Question : Je ne sais pas si c’est en lien avec le sujet de ce soir. Avez-vous des informations concernant les enjeux des ressources naturelles comme l’exploitation des sables ? Les universitaires sont-ils associés aux grands groupes « bétonneurs » ?

Réponse : Je ne travaille pas directement sur ces sujets, je n’ai pas d’informations réelles à vous communiquer. Je sais juste qu’après l’exploitation de ressources minières – sables ou autres, l’entreprise exploitante est tenue de réhabiliter le site, de lui redonner une image « verte ».

Question : Les géopatrimoines anthropiques par l’homme de A à Z font-ils partie de ces démarches de géopatrimoine, comme les étangs par exemple? Y’a-t-il des processus de conservation de ces paysages ?

Réponse : Souvent, ces paysages sont protégés, non pas en fonction du type de relief, mais pour ce qu’il représente du point de vue archéologique ou écologique. Dans la réserve naturelle nationale du Pinail dans la Vienne, les anciennes meulières se sont remplies d’eau et constituent des habitats pour une biodiversité très riche. C’est une réserve naturelle maintenant mais à la base, ces mares sont bien des reliefs artificiels.
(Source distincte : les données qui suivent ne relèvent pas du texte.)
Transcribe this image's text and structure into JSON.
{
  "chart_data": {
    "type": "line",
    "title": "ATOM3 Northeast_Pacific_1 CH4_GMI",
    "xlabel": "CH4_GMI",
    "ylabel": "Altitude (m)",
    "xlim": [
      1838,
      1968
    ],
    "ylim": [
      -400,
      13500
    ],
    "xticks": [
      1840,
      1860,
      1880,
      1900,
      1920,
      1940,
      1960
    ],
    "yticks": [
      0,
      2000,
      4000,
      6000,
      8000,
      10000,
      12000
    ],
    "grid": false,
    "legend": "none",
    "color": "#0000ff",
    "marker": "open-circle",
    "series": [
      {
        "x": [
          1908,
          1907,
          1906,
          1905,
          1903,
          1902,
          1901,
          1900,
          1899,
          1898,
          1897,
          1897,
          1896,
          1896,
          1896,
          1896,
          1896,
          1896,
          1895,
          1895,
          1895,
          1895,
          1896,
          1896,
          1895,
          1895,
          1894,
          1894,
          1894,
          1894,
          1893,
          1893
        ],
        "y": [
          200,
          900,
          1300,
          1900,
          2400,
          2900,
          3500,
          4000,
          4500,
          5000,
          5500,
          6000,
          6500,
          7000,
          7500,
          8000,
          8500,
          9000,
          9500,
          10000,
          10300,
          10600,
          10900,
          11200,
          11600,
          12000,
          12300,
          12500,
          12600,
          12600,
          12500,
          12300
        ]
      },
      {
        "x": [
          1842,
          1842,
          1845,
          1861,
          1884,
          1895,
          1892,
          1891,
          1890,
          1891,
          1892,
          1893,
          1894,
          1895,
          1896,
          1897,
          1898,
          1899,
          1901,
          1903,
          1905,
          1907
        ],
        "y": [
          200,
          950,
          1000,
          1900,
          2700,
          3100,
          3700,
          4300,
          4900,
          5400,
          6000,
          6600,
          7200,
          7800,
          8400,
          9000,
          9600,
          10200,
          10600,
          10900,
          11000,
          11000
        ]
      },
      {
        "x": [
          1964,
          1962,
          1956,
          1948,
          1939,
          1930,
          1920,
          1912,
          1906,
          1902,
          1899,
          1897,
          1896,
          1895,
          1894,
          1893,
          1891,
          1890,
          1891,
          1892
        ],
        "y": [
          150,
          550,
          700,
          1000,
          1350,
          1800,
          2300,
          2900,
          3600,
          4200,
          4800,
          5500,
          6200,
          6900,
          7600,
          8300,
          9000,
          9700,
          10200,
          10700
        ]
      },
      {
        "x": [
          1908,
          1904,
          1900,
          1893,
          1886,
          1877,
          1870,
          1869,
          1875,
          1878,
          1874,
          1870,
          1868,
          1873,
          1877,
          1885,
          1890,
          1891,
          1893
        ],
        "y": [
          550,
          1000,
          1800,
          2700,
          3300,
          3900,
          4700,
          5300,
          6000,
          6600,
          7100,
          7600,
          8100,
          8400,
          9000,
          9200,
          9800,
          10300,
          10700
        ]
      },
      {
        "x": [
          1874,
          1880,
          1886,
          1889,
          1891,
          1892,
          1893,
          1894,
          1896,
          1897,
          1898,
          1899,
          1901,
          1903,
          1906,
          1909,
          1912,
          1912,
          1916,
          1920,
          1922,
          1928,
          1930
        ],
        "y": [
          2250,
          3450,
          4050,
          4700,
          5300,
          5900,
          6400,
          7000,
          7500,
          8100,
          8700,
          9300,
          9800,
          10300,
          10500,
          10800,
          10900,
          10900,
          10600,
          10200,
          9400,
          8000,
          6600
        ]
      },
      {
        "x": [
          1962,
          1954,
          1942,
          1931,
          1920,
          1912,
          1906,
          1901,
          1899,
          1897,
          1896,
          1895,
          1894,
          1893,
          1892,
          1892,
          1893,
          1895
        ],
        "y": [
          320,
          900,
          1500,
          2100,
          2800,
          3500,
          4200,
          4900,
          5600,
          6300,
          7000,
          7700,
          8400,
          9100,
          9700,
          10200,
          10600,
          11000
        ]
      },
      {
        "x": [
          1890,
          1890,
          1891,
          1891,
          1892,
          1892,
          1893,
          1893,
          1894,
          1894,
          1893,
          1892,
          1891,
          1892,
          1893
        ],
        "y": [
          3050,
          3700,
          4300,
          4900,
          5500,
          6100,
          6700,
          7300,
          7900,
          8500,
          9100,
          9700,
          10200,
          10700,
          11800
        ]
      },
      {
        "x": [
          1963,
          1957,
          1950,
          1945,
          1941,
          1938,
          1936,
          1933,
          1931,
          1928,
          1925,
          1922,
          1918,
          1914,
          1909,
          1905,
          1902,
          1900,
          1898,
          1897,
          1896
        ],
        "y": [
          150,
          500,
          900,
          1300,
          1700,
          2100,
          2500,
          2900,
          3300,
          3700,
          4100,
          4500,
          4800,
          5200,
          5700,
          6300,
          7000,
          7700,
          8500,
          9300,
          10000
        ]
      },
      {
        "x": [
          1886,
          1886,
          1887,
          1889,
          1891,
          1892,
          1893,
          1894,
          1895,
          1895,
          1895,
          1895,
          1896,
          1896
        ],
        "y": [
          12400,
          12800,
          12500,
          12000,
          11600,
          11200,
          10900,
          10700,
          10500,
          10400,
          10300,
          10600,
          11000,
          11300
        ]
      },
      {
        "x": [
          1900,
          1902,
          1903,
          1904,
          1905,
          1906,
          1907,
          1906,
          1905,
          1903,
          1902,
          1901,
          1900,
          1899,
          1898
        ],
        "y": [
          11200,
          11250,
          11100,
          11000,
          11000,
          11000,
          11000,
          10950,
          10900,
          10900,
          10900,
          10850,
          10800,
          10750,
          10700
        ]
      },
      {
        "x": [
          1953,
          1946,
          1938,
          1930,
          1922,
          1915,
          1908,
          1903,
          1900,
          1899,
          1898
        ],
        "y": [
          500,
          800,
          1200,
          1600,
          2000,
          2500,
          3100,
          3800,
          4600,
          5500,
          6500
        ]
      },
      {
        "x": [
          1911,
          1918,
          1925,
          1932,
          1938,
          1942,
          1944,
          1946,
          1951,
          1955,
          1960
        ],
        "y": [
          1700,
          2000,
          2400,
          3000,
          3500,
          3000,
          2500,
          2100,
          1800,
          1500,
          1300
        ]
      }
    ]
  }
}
Question : Y’a-t-il en milieu urbain des patrimoines géologiques identifiés, mis en valeur ou protégés ?

Réponse : Oui, le BRGM et le Muséum d’Histoire Naturelle éditent des itinéraires géologiques. Ils mettent surtout en valeur les roches via les bâtiments, les matériaux de construction, les processus d’érosion et de restauration. En géomorphologie, il y a des études scientifiques menées sur les origines des sites des villes, notamment en lien avec l’archéologie.

Compte rendu réalisé par Kossi LOUMONVI, Doctorant en géographie de la santé, membre de l’association Le GLOBE.